Some look at a chiropractic patient portal as simply a record-keeping device, but several portal features can reduce stress on office staff
The health care industry remains short of workers according to the Bureau of Labor Statistics. Not only can a lack of staff impact the ability to provide quality patient care, but it also increases inner-office stress without a top-line chiropractic patients portal automating your practice.
Chiropractic patients still call to ask questions and schedule appointments, their files still need to be updated after each visit, and reimbursement still needs to be sought to keep an office running. What happens when you’re facing a staffing shortage, making it difficult to stay on top of all these tasks and increasing your stress levels at the same time? One option is to improve your patient portal.
How a chiropractic patient portal can relieve staffing shortages
Some look at a chiropractic patient portal as simply a record-keeping device, or a place where patients can go to look at their private health care information. However, several portal features can reduce stress on office staff, providing them more time to handle other workplace functions and decreasing their interruptions.
For example, a chiropractic patient portal that enables patients to schedule their own appointments helps reduce the number of phone calls received for the same purpose. If the portal also sends appointment reminders via email or text, this reduces the workload of office staff even more. An integrative review of 20 studies adds that the use of an appointment notification system provides the additional benefit of reducing no-show rates by five to 10%.
Also consider how much time your staff spends inputting new patient information into your electronic health record (EHR) system. A portal that enables patients to input this data themselves streamlines the process. It also reduces the risk of the information being transferred incorrectly from a written form to the EHR.
If the portal is set up to collect payments, it can reduce office workload further while providing patients greater convenience for settling their portion of the bill. The Federal Reserve Bank of Atlanta’s 2020 Diary of Consumer Payment Choice reveals that U.S. consumers make a majority of their payments with a debit, credit, or prepaid card. Utilizing a patient portal that offers this ability aligns with these preferences.

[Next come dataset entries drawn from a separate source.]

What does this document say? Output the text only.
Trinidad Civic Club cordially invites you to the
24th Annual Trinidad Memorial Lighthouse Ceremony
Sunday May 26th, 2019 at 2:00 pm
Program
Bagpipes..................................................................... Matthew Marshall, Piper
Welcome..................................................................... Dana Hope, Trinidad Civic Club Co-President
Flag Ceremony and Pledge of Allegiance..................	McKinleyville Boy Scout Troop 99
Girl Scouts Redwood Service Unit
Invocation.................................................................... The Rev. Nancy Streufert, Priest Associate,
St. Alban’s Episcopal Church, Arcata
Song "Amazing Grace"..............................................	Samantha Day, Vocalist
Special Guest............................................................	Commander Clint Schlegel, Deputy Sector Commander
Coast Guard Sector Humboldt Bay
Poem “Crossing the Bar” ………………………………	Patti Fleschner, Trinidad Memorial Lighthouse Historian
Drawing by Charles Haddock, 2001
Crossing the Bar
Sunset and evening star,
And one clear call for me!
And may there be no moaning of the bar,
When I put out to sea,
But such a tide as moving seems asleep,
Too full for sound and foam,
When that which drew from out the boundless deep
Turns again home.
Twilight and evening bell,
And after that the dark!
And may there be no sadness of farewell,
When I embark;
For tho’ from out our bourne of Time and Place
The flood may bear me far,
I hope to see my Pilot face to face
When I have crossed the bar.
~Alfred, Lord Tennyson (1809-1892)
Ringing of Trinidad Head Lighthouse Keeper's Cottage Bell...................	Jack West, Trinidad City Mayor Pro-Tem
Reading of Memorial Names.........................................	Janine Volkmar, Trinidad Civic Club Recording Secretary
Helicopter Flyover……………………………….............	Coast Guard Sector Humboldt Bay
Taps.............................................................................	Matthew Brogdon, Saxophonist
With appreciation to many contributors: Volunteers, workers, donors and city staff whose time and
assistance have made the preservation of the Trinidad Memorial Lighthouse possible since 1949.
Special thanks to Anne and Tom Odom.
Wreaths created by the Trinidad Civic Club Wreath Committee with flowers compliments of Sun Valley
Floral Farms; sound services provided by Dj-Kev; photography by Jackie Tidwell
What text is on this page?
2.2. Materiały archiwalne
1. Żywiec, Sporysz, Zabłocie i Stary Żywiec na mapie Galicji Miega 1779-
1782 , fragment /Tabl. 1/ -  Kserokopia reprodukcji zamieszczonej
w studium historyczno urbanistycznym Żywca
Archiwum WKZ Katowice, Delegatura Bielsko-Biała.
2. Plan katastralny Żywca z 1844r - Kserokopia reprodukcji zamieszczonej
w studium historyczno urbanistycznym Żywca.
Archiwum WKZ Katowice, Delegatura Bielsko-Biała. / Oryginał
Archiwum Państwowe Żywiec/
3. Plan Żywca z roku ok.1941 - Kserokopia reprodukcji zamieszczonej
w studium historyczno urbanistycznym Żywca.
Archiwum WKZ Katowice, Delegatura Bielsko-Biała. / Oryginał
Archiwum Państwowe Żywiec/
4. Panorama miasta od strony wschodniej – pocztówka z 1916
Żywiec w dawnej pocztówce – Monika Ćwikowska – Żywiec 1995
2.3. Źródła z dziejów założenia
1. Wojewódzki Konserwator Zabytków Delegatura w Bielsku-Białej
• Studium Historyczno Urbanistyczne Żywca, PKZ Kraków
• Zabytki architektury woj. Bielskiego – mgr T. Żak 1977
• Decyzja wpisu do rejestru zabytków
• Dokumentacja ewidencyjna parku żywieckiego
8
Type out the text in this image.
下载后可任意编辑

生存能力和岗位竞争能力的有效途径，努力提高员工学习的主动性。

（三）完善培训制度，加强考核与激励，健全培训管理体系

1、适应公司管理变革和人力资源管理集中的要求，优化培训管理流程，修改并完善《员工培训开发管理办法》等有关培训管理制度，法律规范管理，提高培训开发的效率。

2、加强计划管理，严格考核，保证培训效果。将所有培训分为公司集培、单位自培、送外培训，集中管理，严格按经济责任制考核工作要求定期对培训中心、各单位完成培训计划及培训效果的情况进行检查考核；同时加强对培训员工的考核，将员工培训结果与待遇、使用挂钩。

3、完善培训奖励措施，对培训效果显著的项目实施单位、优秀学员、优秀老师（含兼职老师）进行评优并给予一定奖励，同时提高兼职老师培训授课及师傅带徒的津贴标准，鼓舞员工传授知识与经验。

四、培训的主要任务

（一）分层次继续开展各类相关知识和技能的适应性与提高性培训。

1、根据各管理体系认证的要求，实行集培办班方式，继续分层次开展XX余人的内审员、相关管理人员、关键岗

Other ways that a higher level of portal functions can relieve pressure on chiropractic staff include:
- Offering the patient the ability to communicate directly with the chiropractic provider via a secure message center, reducing phone calls and alleviating the need for office staff to write down and deliver the message, sometimes even negating their need to respond with another phone call to deliver the answer
- Enabling the patient to review their health summary, appointment notes, and health-related recommendations, reducing follow-up questions to review or clarify what occurred or what they were told during the treatment session
- Providing new patients the opportunity to complete all of their intake forms online (such as HIPAA waivers), eliminating the time required by staff to copy and file paper forms, and improving efficiency during a new patient appointment
Factors to consider when improving your patient portal
Depending on the capabilities of your current chiropractic patient portal, implementing improvements may be as simple as clicking a button or asking your provider to add certain features. If your options are limited or your portal is out of date, securing a new system may be necessary for making these improvements.
Either way, factors to consider include the cost of the upgrade, the amount of work required by your current staff to support the improvement (if any), and how you intend to notify your patients of these enhanced changes.
If you’re not sure which features would offer the most benefits, talk to your patients. Ask what they would like the patient portal to do or how it could be improved to enable them to handle more of their healthcare needs without having to call in or rely on your staff.
Also ask your staff which features, if implemented, would save them the most time. Getting their input shows that you’re taking steps to reduce their workload, which may entice them to stay on board as relief is in sight. This can help reduce staffing shortages before they start, also reducing your stress.